As we age and when we are sick, a feeling of uselessness can grow on us. This can bring on a sense of depression. We used to be able to do so many things; now we find that we’ve been looking out the window for hours, doing nothing, getting nowhere. We can then feel guilty. ‘I have all this time on my hands, and yet I can’t pray. When I was younger I was very busy and gave hardly any time to prayer. But I used to ease my guilt by promising God that I’d give him plenty of time when I was older. Now I have endless empty hours on my hands, but where’s the prayer?’
Each of the previous chapters has concluded with a conversation with Jesus. I suggest that you pray that way when you can, following St Teresa’s idea of prayer as a loving conversation with God who totally loves us. St Ignatius takes the same line: ‘Imagine Christ Our Lord present before you upon the cross, and begin to speak with him…’ But we can’t be praying like that all the time, so how can we enrich the idle hours in which we seem to be able to do nothing?
The suggestion in this chapter is that we can link prayer to our breathing! Nothing could be simpler than this. Breathing can be seen as a holy action, and when you know this, it eases the struggle of trying to pray when you can’t focus and when you can’t stir your heart to loving attention.
Wrapped in Silence
Sit in your favourite place, your sacred space, where you have perhaps a little statue or an icon and a candle.

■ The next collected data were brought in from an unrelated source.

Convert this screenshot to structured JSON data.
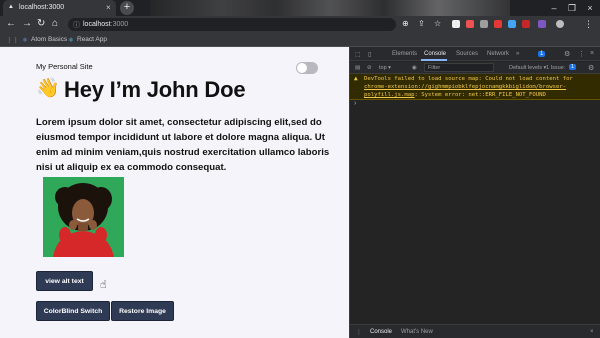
{
  "browser": {
    "tab_title": "localhost:3000",
    "url_host": "localhost",
    "url_port": ":3000",
    "bookmarks": [
      "Atom Basics",
      "React App"
    ]
  },
  "page": {
    "site_name": "My Personal Site",
    "hero_emoji": "👋",
    "hero_title": "Hey I’m John Doe",
    "intro": "Lorem ipsum dolor sit amet, consectetur adipiscing elit,sed do eiusmod tempor incididunt ut labore et dolore magna aliqua. Ut enim ad minim veniam,quis nostrud exercitation ullamco laboris nisi ut aliquip ex ea commodo consequat.",
    "dark_mode_toggle_on": false,
    "buttons": {
      "view_alt": "view alt text",
      "colorblind": "ColorBlind Switch",
      "restore": "Restore Image"
    }
  },
  "devtools": {
    "tabs": [
      "Elements",
      "Console",
      "Sources",
      "Network"
    ],
    "active_tab": "Console",
    "more_tabs": "»",
    "issue_count_badge": "1",
    "context": "top",
    "filter_placeholder": "Filter",
    "log_level": "Default levels",
    "issues_label": "1 Issue:",
    "issues_count": "1",
    "warning_text_1": "DevTools failed to load source map: Could not load content for ",
    "warning_link": "chrome-extension://gighmmpiobklfepjocnamgkkbiglidom/browser-polyfill.js.map",
    "warning_text_2": ": System error: net::ERR_FILE_NOT_FOUND",
    "prompt": "›",
    "drawer_tabs": [
      "Console",
      "What's New"
    ]
  },
  "colors": {
    "page_bg": "#f5f4fa",
    "button_bg": "#2f3b54",
    "warning_text": "#f2c94c"
  }
}
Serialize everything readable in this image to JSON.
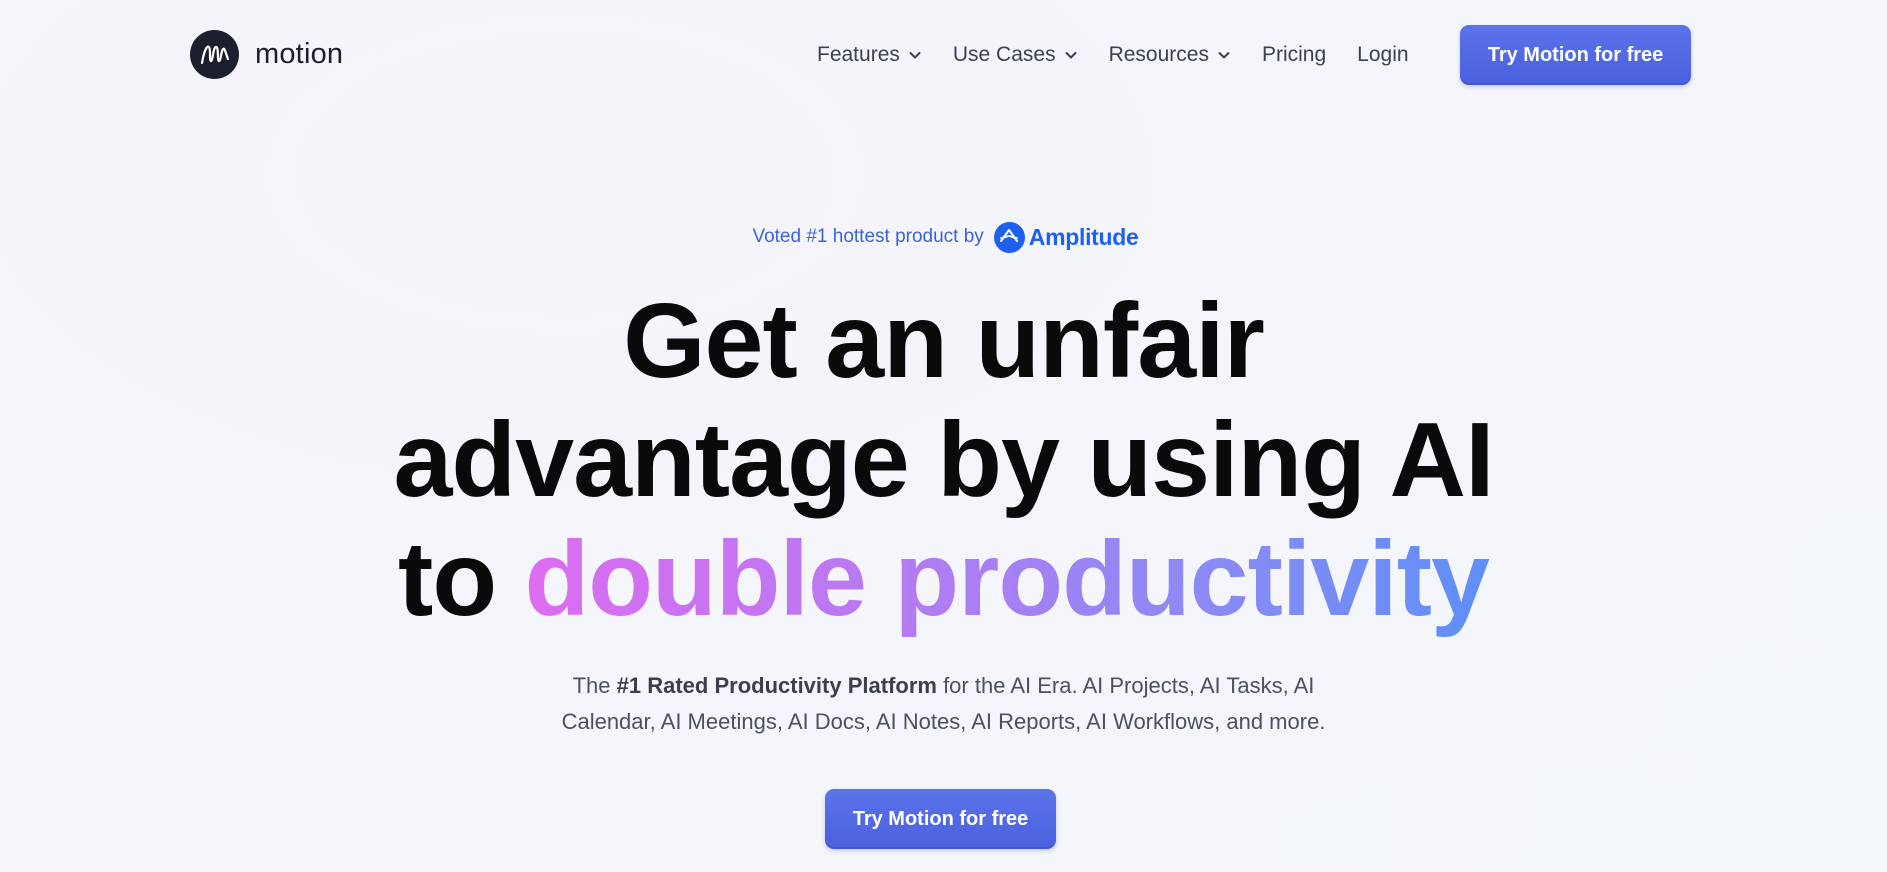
{
  "brand": {
    "name": "motion",
    "logo_icon": "motion-m-logo-icon"
  },
  "nav": {
    "items": [
      {
        "label": "Features",
        "has_dropdown": true
      },
      {
        "label": "Use Cases",
        "has_dropdown": true
      },
      {
        "label": "Resources",
        "has_dropdown": true
      },
      {
        "label": "Pricing",
        "has_dropdown": false
      },
      {
        "label": "Login",
        "has_dropdown": false
      }
    ],
    "cta_label": "Try Motion for free"
  },
  "hero": {
    "voted_text": "Voted #1 hottest product by",
    "voted_brand": "Amplitude",
    "voted_brand_icon": "amplitude-logo-icon",
    "headline_line1": "Get an unfair",
    "headline_line2": "advantage by using AI",
    "headline_line3_plain": "to ",
    "headline_line3_gradient": "double productivity",
    "subtitle_prefix": "The ",
    "subtitle_bold": "#1 Rated Productivity Platform",
    "subtitle_rest_line1": " for the AI Era. AI Projects, AI Tasks, AI",
    "subtitle_line2": "Calendar, AI Meetings, AI Docs, AI Notes, AI Reports, AI Workflows, and more.",
    "cta_label": "Try Motion for free"
  },
  "colors": {
    "accent": "#4f66e3",
    "brand_dark": "#1b1f2e",
    "amplitude_blue": "#1e61f0",
    "gradient_start": "#dd6cf0",
    "gradient_end": "#5f8ff7"
  }
}
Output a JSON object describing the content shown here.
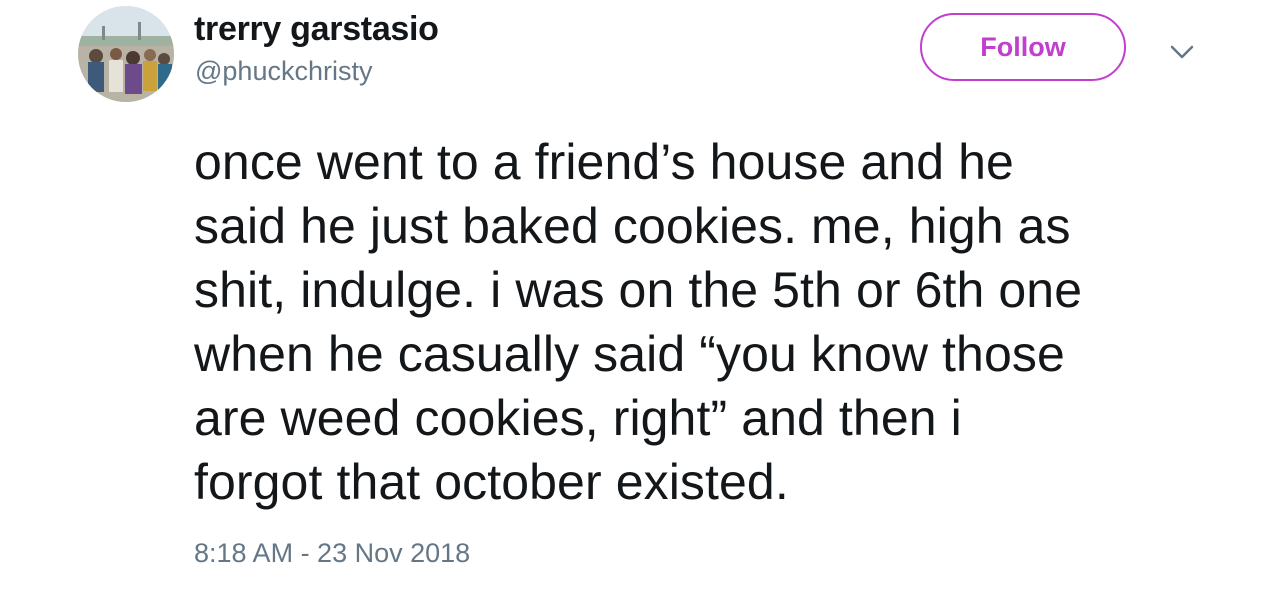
{
  "author": {
    "display_name": "trerry garstasio",
    "handle": "@phuckchristy"
  },
  "header": {
    "follow_label": "Follow",
    "more_icon": "chevron-down-icon"
  },
  "tweet": {
    "lines": [
      "once went to a friend’s house and he",
      "said he just baked cookies. me, high as",
      "shit, indulge. i was on the 5th or 6th one",
      "when he casually said “you know those",
      "are weed cookies, right” and then i",
      "forgot that october existed."
    ],
    "timestamp": "8:18 AM - 23 Nov 2018"
  },
  "colors": {
    "accent": "#c23ecf",
    "text": "#14171a",
    "secondary": "#657786"
  }
}
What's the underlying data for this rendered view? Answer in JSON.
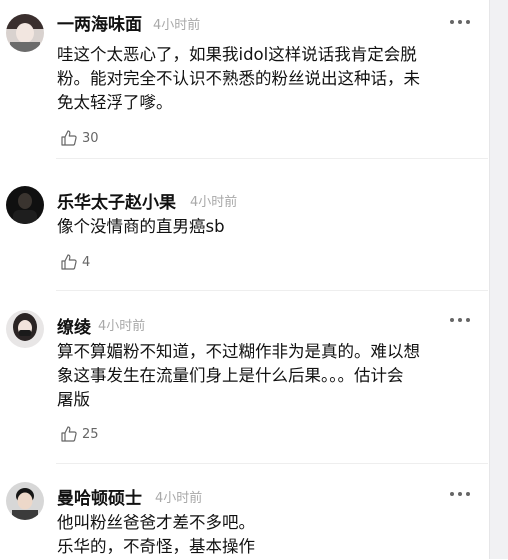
{
  "comments": [
    {
      "username": "一两海味面",
      "time": "4小时前",
      "lines": [
        "哇这个太恶心了，如果我idol这样说话我肯定会脱",
        "粉。能对完全不认识不熟悉的粉丝说出这种话，未",
        "免太轻浮了嗲。"
      ],
      "likes": "30",
      "avatar_icon": "avatar-icon"
    },
    {
      "username": "乐华太子赵小果",
      "time": "4小时前",
      "lines": [
        "像个没情商的直男癌sb"
      ],
      "likes": "4",
      "avatar_icon": "avatar-icon"
    },
    {
      "username": "缭绫",
      "time": "4小时前",
      "lines": [
        "算不算媚粉不知道，不过糊作非为是真的。难以想",
        "象这事发生在流量们身上是什么后果。。。估计会",
        "屠版"
      ],
      "likes": "25",
      "avatar_icon": "avatar-icon"
    },
    {
      "username": "曼哈顿硕士",
      "time": "4小时前",
      "lines": [
        "他叫粉丝爸爸才差不多吧。",
        "乐华的，不奇怪，基本操作"
      ],
      "avatar_icon": "avatar-icon"
    }
  ],
  "icons": {
    "like": "thumbs-up-icon",
    "more": "more-dots-icon"
  },
  "colors": {
    "time": "#a9a9a9",
    "separator": "#eeeeee",
    "like_count": "#666666"
  }
}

Or if you’re confined to bed, think of your bed as a holy place. Recall the story of Jacob when he was on the run from his brother: he lay down, exhausted, put his head on a stone and fell asleep. He dreams of a ladder there, on which angels are ascending and descending. God comes and speaks comforting words of promise to him. When Jacob wakes up, he says: ‘Surely the Lord is in this place and I did not know it’ (Gn.28: 10-17). So God comes to your place also. God has your address and likes to visit!
Allow yourself to become still. Listen to any sounds around you. Let this listening grow deeper. You can hear sounds only because you are quiet. If you were talking, you wouldn’t notice them. Become more and more a still point in our turning and noisy world. The quieter you become, the more you hear. The Lord comes very quietly. ‘Have you not heard his silent steps, for he comes, comes, ever comes?’ (Tagore). Our Lady was wrapped in silence and listened to what was going on in her heart. Invite her to be with you: she will help you to become quieter when you ask her.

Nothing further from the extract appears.